If you record every heap allocation and re-allocation done by Firefox you find some interesting things. In particular, you find some sub-optimal buffer growth strategies that cause a lot of heap churn.
Think about a data structure that involves a contiguous, growable buffer, such as a string or a vector. If you append to it and it doesn’t have enough space for the appended elements, you need to allocate a new buffer, copy the old contents to the new buffer, and then free the old buffer. realloc()
is usually used for this, because it does these three steps for you.
The crucial question: when you have to grow a buffer, how much do you grow it? One obvious answer is “just enough for the new elements”. That might seem space-efficient at first glance, but if you have to repeatedly grow the buffer it can quickly turn bad.
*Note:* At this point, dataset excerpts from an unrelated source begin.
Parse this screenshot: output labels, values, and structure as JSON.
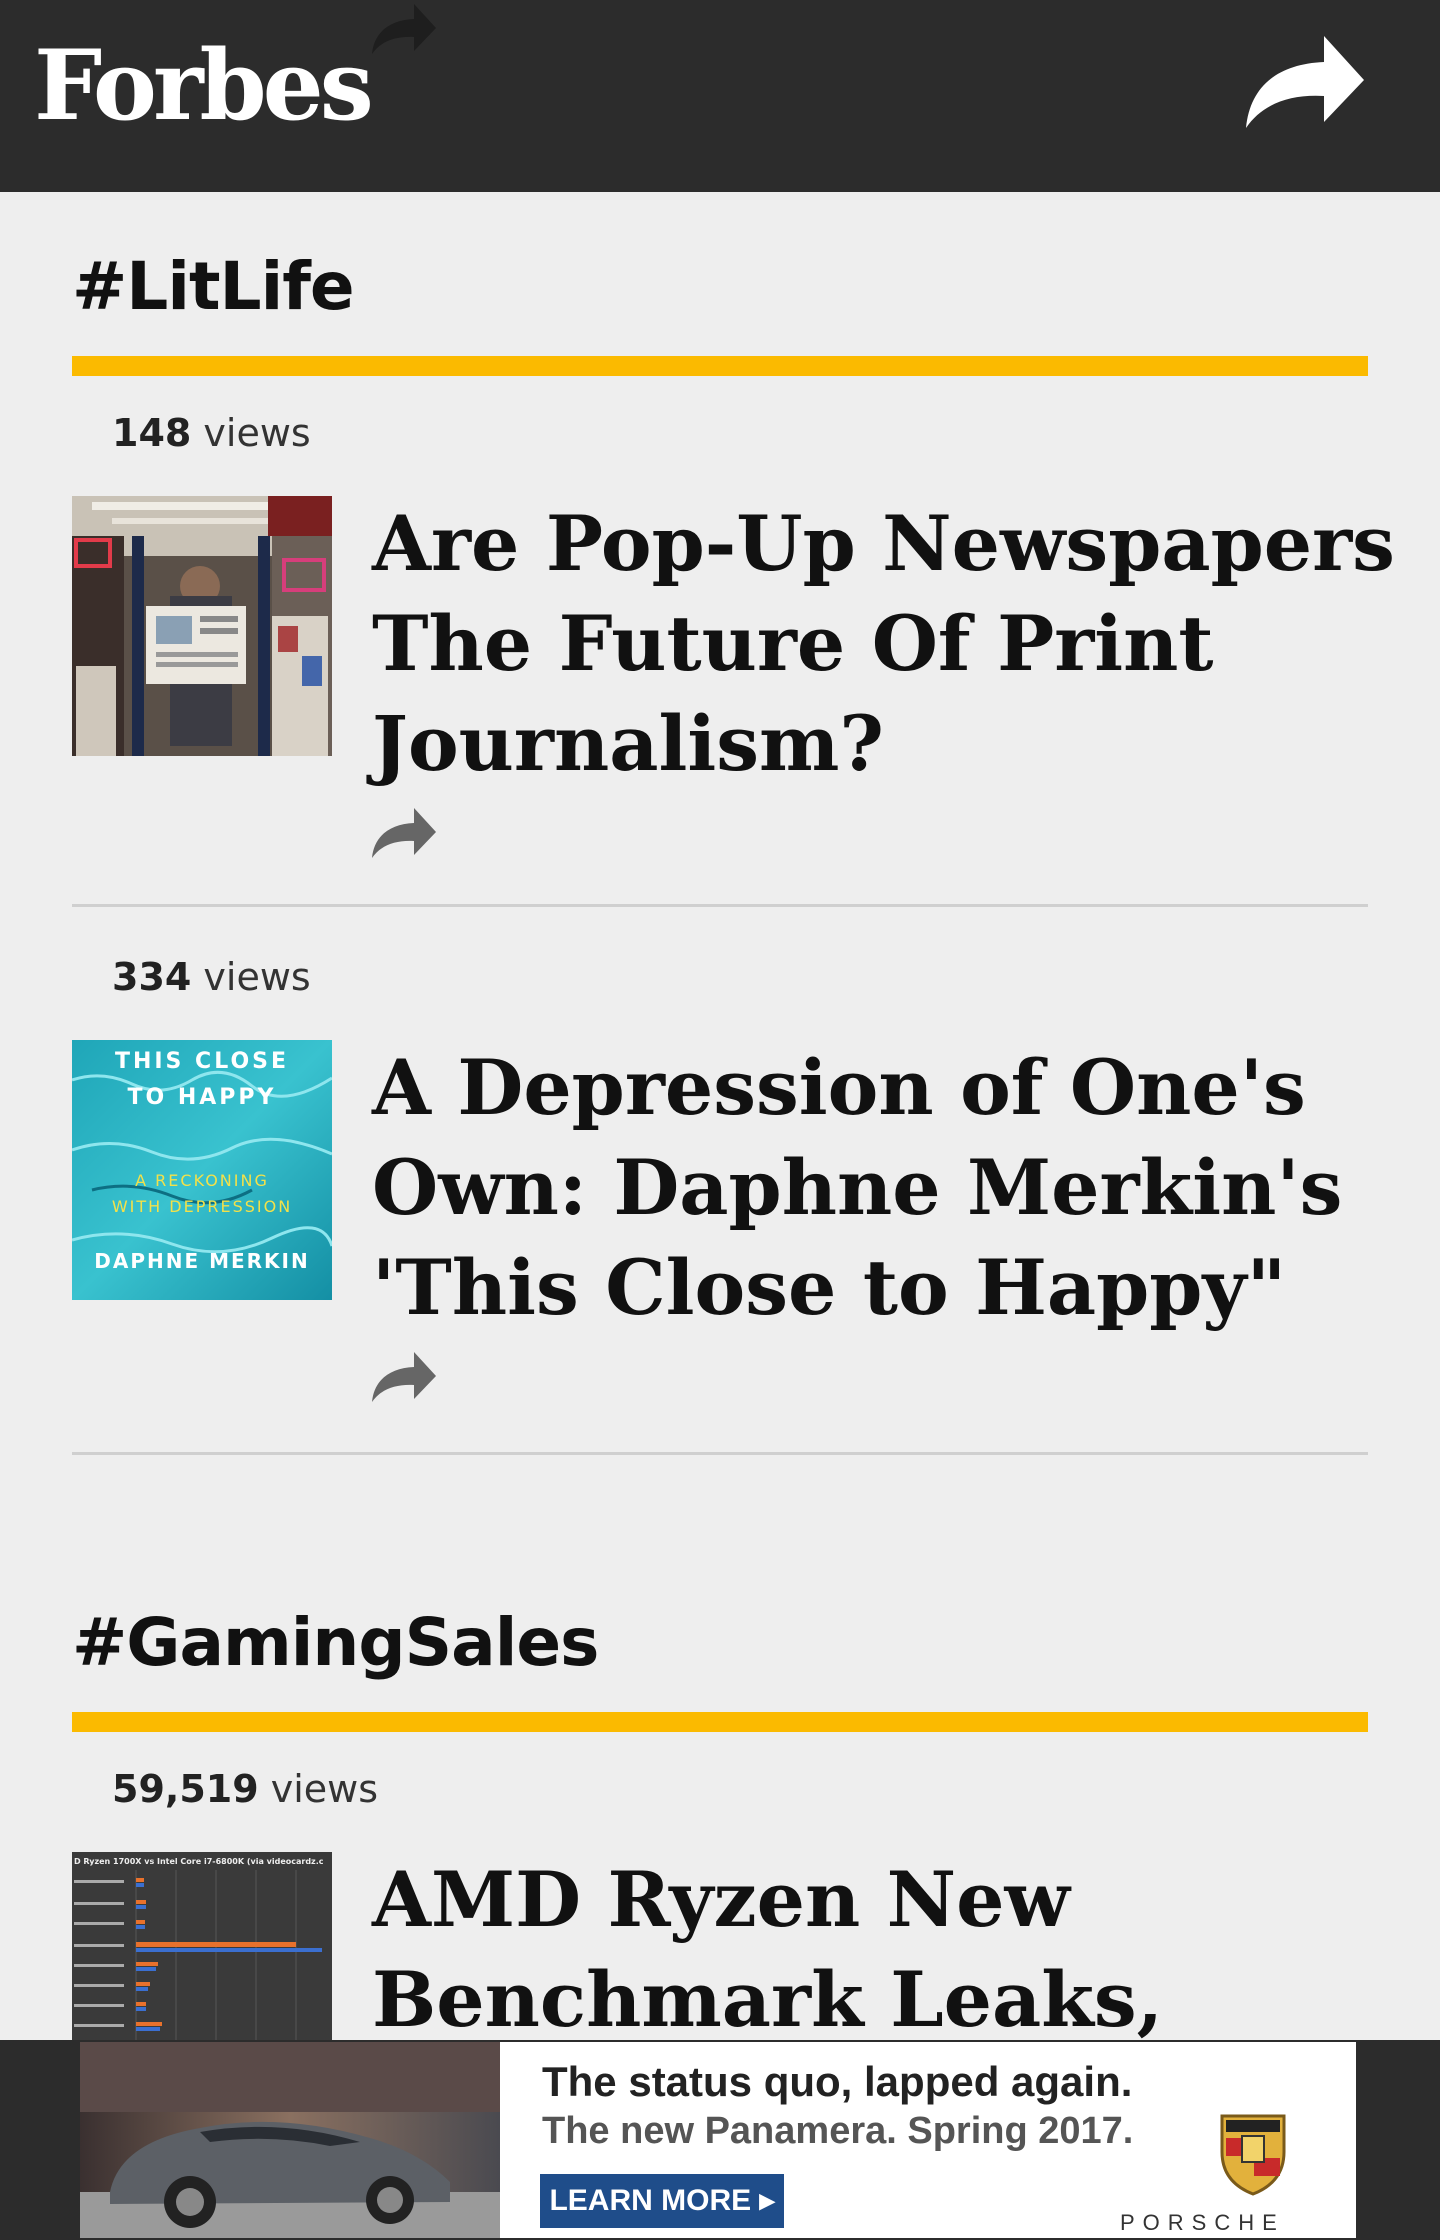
{
  "header": {
    "logo": "Forbes",
    "share_icon": "share-arrow-icon"
  },
  "sections": [
    {
      "title": "#LitLife",
      "articles": [
        {
          "views_count": "148",
          "views_label": "views",
          "headline": "Are Pop-Up Newspapers The Future Of Print Journalism?",
          "thumbnail": "man-reading-newspaper-in-newsstand-image"
        },
        {
          "views_count": "334",
          "views_label": "views",
          "headline": "A Depression of One's Own: Daphne Merkin's 'This Close to Happy\"",
          "thumbnail": {
            "title_line1": "THIS CLOSE",
            "title_line2": "TO HAPPY",
            "subtitle_line1": "A RECKONING",
            "subtitle_line2": "WITH DEPRESSION",
            "author": "DAPHNE MERKIN"
          }
        }
      ]
    },
    {
      "title": "#GamingSales",
      "articles": [
        {
          "views_count": "59,519",
          "views_label": "views",
          "headline": "AMD Ryzen New Benchmark Leaks, World",
          "thumbnail": {
            "chart_title": "D Ryzen 1700X vs Intel Core i7-6800K (via videocardz.c"
          }
        }
      ]
    }
  ],
  "ad": {
    "tagline": "The status quo, lapped again.",
    "subline": "The new Panamera. Spring 2017.",
    "cta": "LEARN MORE ▸",
    "brand": "PORSCHE"
  }
}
Consider a simple but not outrageous example. Imagine you have a buffer that starts out 1 byte long and you add single bytes to it until it is 1 MiB long. If you use the “just-enough” strategy you’ll cumulatively allocate this much memory:
1 + 2 + 3 + … + 1,048,575 + 1,048,576 = 549,756,338,176 bytes
Ouch. O(n2) behaviour really hurts when n gets big enough. Of course the peak memory usage won’t be nearly this high, but all those reallocations and copying will be slow.
In practice it won’t be this bad because heap allocators round up requests, e.g. if you ask for 123 bytes you’ll likely get something larger like 128 bytes. The allocator used by Firefox (an old, extensively-modified version of jemalloc) rounds up all requests between 4 KiB and 1 MiB to the nearest multiple of 4 KiB. So you’ll actually allocate approximately this much memory:
4,096 + 8,192 + 12,288 + … + 1,044,480 + 1,048,576 = 134,742,016 bytes
(This ignores the sub-4 KiB allocations, which in total are negligible.) Much better. And if you’re lucky the OS’s virtual memory system will do some magic with page tables to make the copying cheap. But still, it’s a lot of churn.
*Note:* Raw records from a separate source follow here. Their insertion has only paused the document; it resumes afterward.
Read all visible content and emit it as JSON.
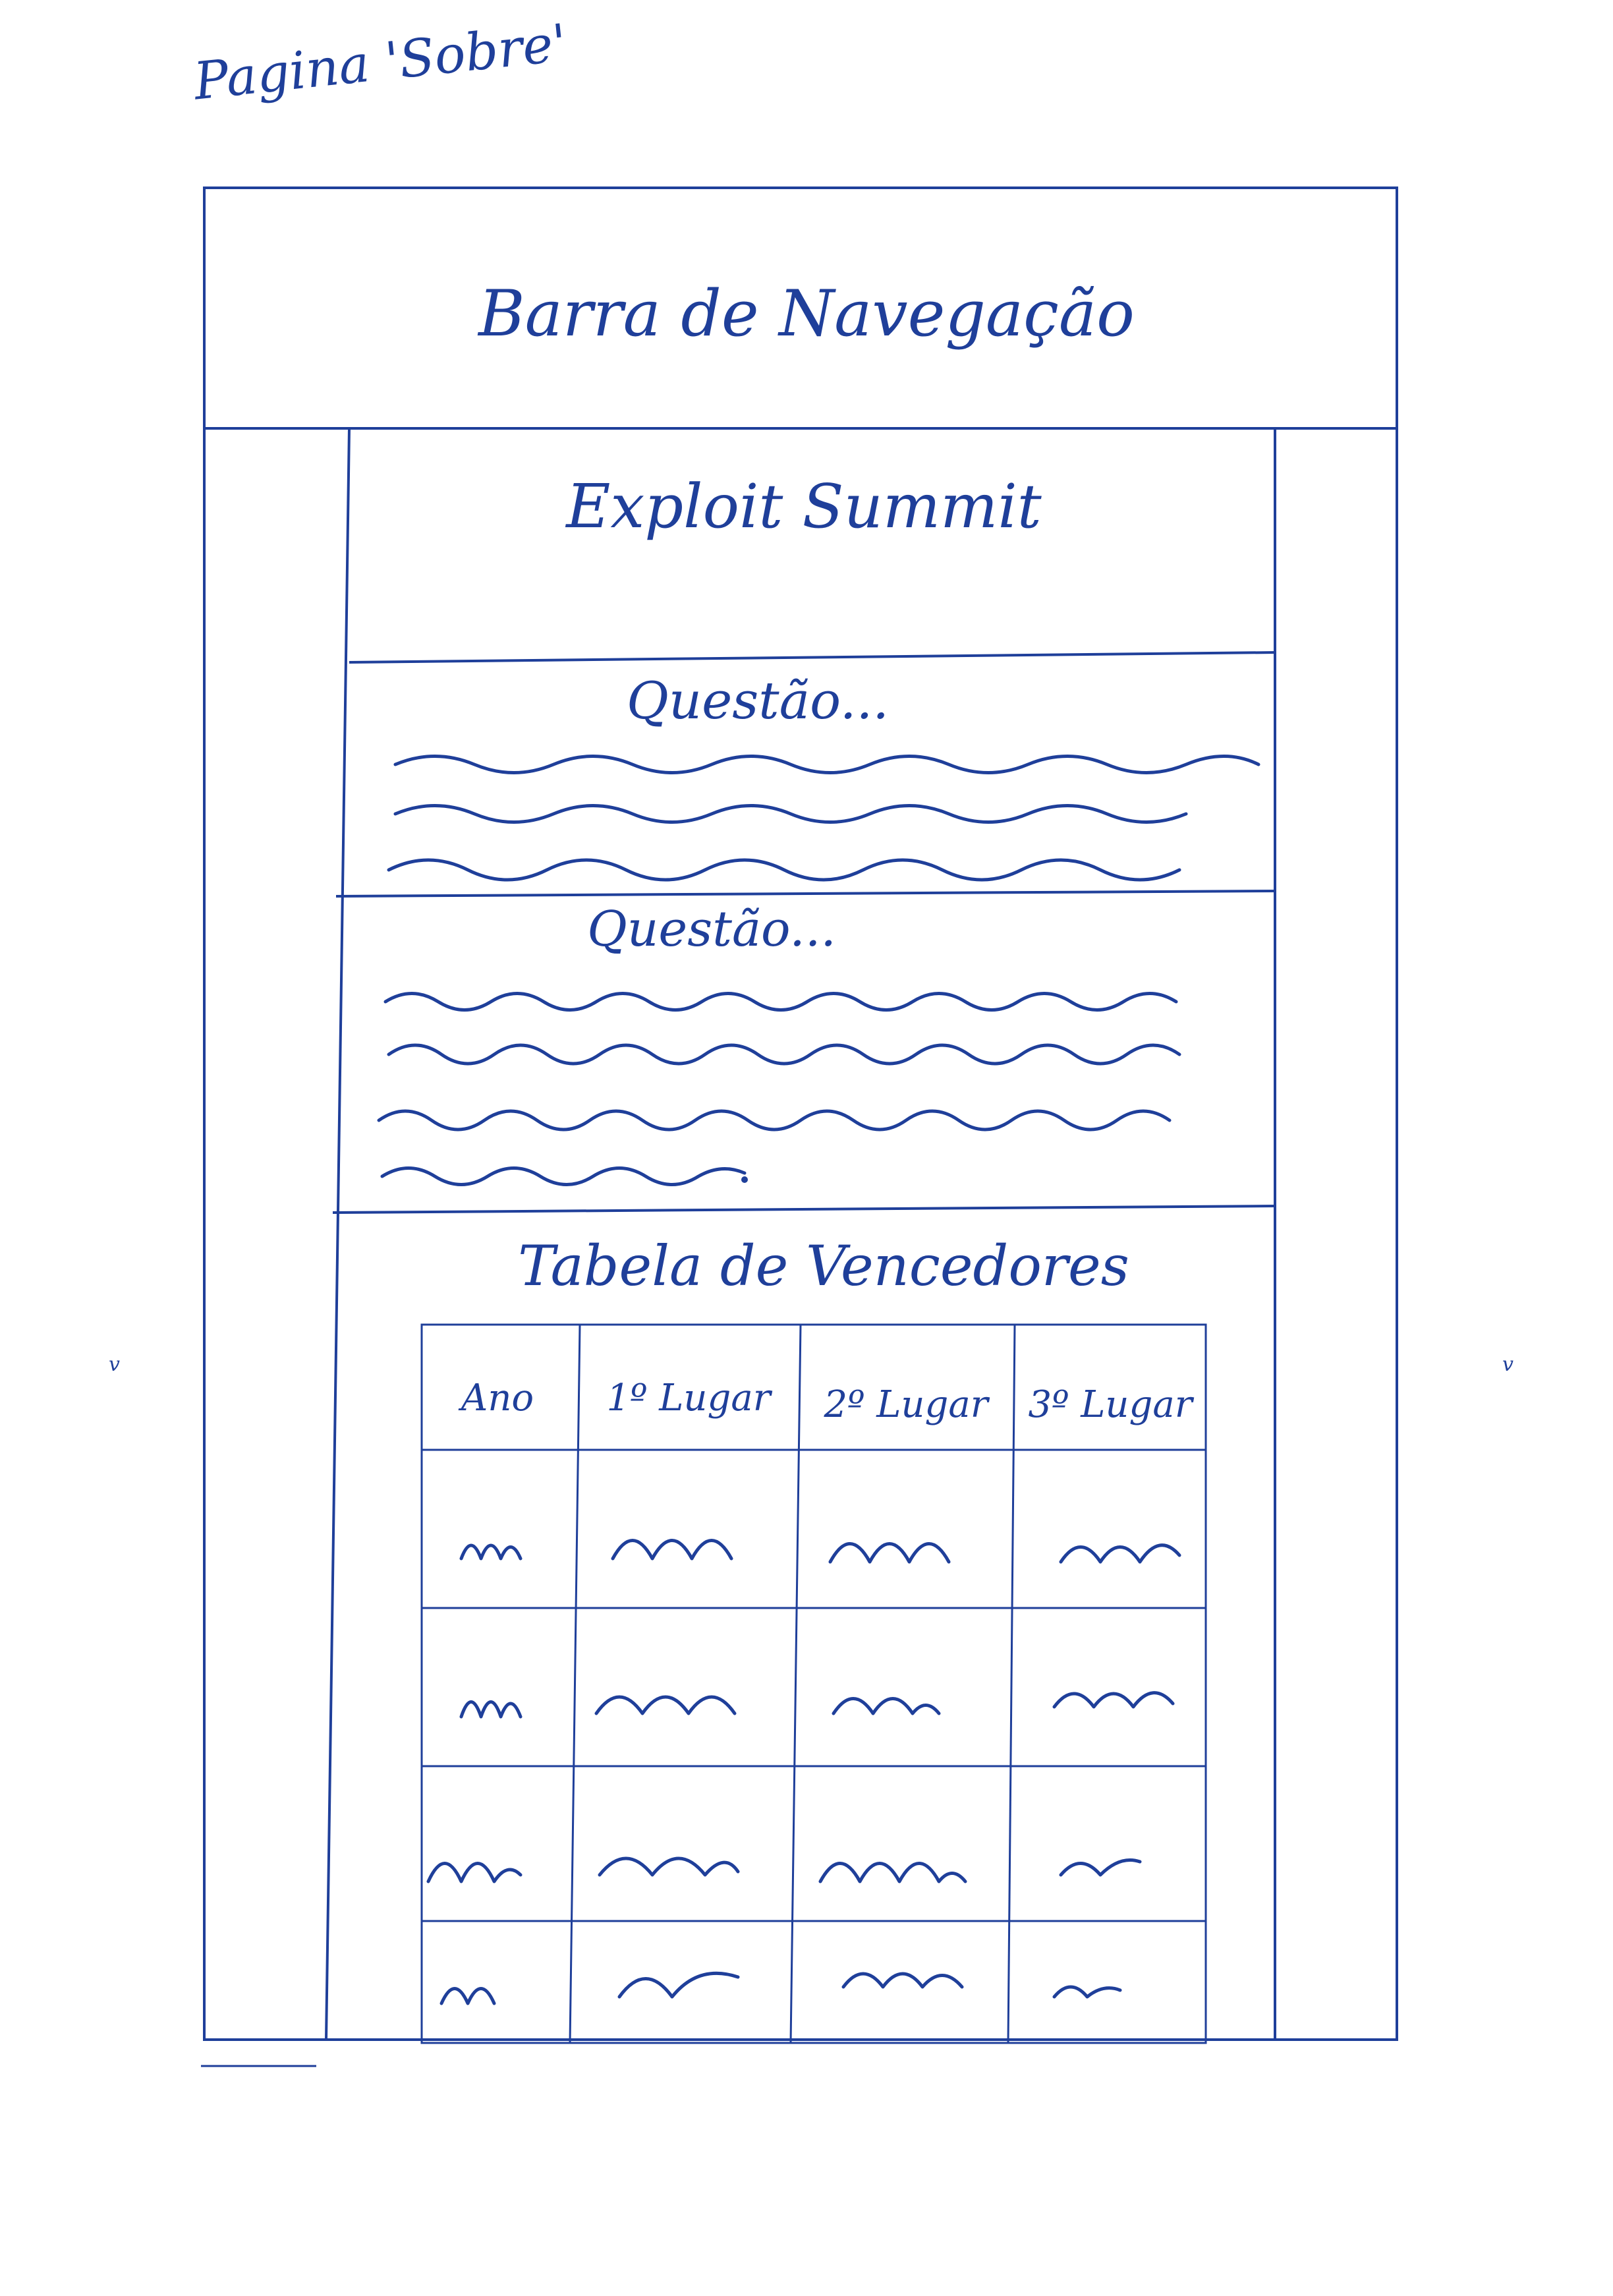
{
  "page_title": "Pagina 'Sobre'",
  "navbar": {
    "label": "Barra de Navegação"
  },
  "hero": {
    "title": "Exploit Summit"
  },
  "sections": [
    {
      "heading": "Questão...",
      "text_lines": 3
    },
    {
      "heading": "Questão...",
      "text_lines": 4
    }
  ],
  "winners_table": {
    "title": "Tabela de Vencedores",
    "columns": [
      "Ano",
      "1º Lugar",
      "2º Lugar",
      "3º Lugar"
    ],
    "row_count": 4
  },
  "ink_color": "#1f3f9a"
}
A strategy that is usually better is exponential growth. Doubling the buffer each time is the simplest strategy:
4,096 + 8,192 + 16,384 + 32,768 + 65,536 + 131,072 + 262,144 + 524,288 + 1,048,576 = 2,093,056 bytes
That’s more like it; the cumulative size is just under twice the final size, and the series is short enough now to write it out in full, which is nice — calls to malloc()
and realloc()
aren’t that cheap because they typically require acquiring a lock. I particularly like the doubling strategy because it’s simple and it also avoids wasting usable space due to slop.
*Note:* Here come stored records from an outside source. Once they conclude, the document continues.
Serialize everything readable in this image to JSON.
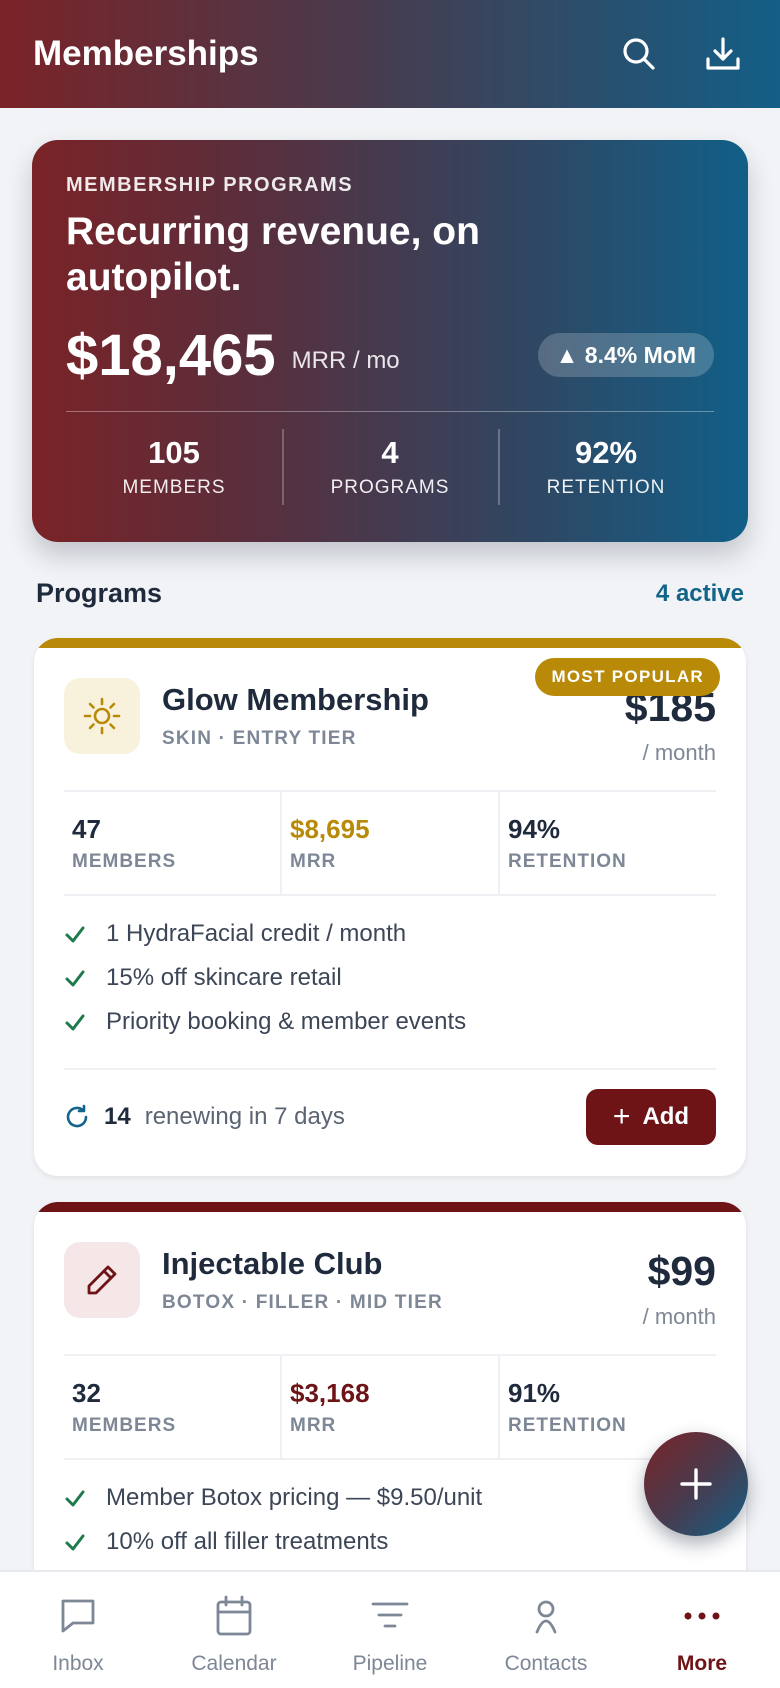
{
  "header": {
    "title": "Memberships",
    "search_icon": "search-icon",
    "download_icon": "download-icon"
  },
  "hero": {
    "eyebrow": "MEMBERSHIP PROGRAMS",
    "headline": "Recurring revenue, on autopilot.",
    "mrr_value": "$18,465",
    "mrr_unit": "MRR / mo",
    "mom": "▲ 8.4% MoM",
    "stats": [
      {
        "value": "105",
        "label": "MEMBERS"
      },
      {
        "value": "4",
        "label": "PROGRAMS"
      },
      {
        "value": "92%",
        "label": "RETENTION"
      }
    ]
  },
  "programs_section": {
    "title": "Programs",
    "active_count": "4 active"
  },
  "programs": [
    {
      "name": "Glow Membership",
      "subtitle": "SKIN · ENTRY TIER",
      "price": "$185",
      "per": "/ month",
      "badge": "MOST POPULAR",
      "icon": "sun-icon",
      "accent": "#b88a08",
      "metrics": [
        {
          "value": "47",
          "label": "MEMBERS"
        },
        {
          "value": "$8,695",
          "label": "MRR"
        },
        {
          "value": "94%",
          "label": "RETENTION"
        }
      ],
      "perks": [
        "1 HydraFacial credit / month",
        "15% off skincare retail",
        "Priority booking & member events"
      ],
      "renew_count": "14",
      "renew_text": "renewing in 7 days",
      "add_label": "Add",
      "add_plus": "+"
    },
    {
      "name": "Injectable Club",
      "subtitle": "BOTOX · FILLER · MID TIER",
      "price": "$99",
      "per": "/ month",
      "icon": "pencil-icon",
      "accent": "#6e1316",
      "metrics": [
        {
          "value": "32",
          "label": "MEMBERS"
        },
        {
          "value": "$3,168",
          "label": "MRR"
        },
        {
          "value": "91%",
          "label": "RETENTION"
        }
      ],
      "perks": [
        "Member Botox pricing — $9.50/unit",
        "10% off all filler treatments"
      ]
    }
  ],
  "fab": {
    "icon": "plus-icon"
  },
  "tabs": [
    {
      "label": "Inbox",
      "icon": "chat-icon"
    },
    {
      "label": "Calendar",
      "icon": "calendar-icon"
    },
    {
      "label": "Pipeline",
      "icon": "filter-icon"
    },
    {
      "label": "Contacts",
      "icon": "person-icon"
    },
    {
      "label": "More",
      "icon": "more-icon",
      "active": true
    }
  ],
  "colors": {
    "brand_maroon": "#6e1316",
    "brand_blue": "#136489",
    "gold": "#b88a08",
    "check_green": "#1e7a4c"
  }
}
Recently I’ve converted “just enough” growth strategies to exponential growth strategies in XDRBuffer and nsTArray, and I also found a case in SQLite that Richard Hipp has fixed. These pieces of code now match numerous places that already used exponential growth: pldhash, JS::HashTable, mozilla::Vector, JSString, nsString, and pdf.js.
Pleasingly, the nsTArray conversion had a clear positive effect. Not only did the exponential growth strategy reduce the amount of heap churn and the number of realloc()
calls, it also reduced heap fragmentation: the “heap-overhead” part of the purple measurement on AWSY (a.k.a. “RSS: After TP5, tabs closed [+30s, forced GC]”) dropped by 4.3 MiB! This makes sense if you think about it: an allocator can fulfil power-of-two requests like 64 KiB, 128 KiB, and 256 KiB with less waste than it can awkward requests like 244 KiB, 248 KiB, 252 KiB, etc.
So, if you know of some more code in Firefox that uses a non-exponential growth strategy for a buffer, please fix it, or let me know so I can look at it. Thank you.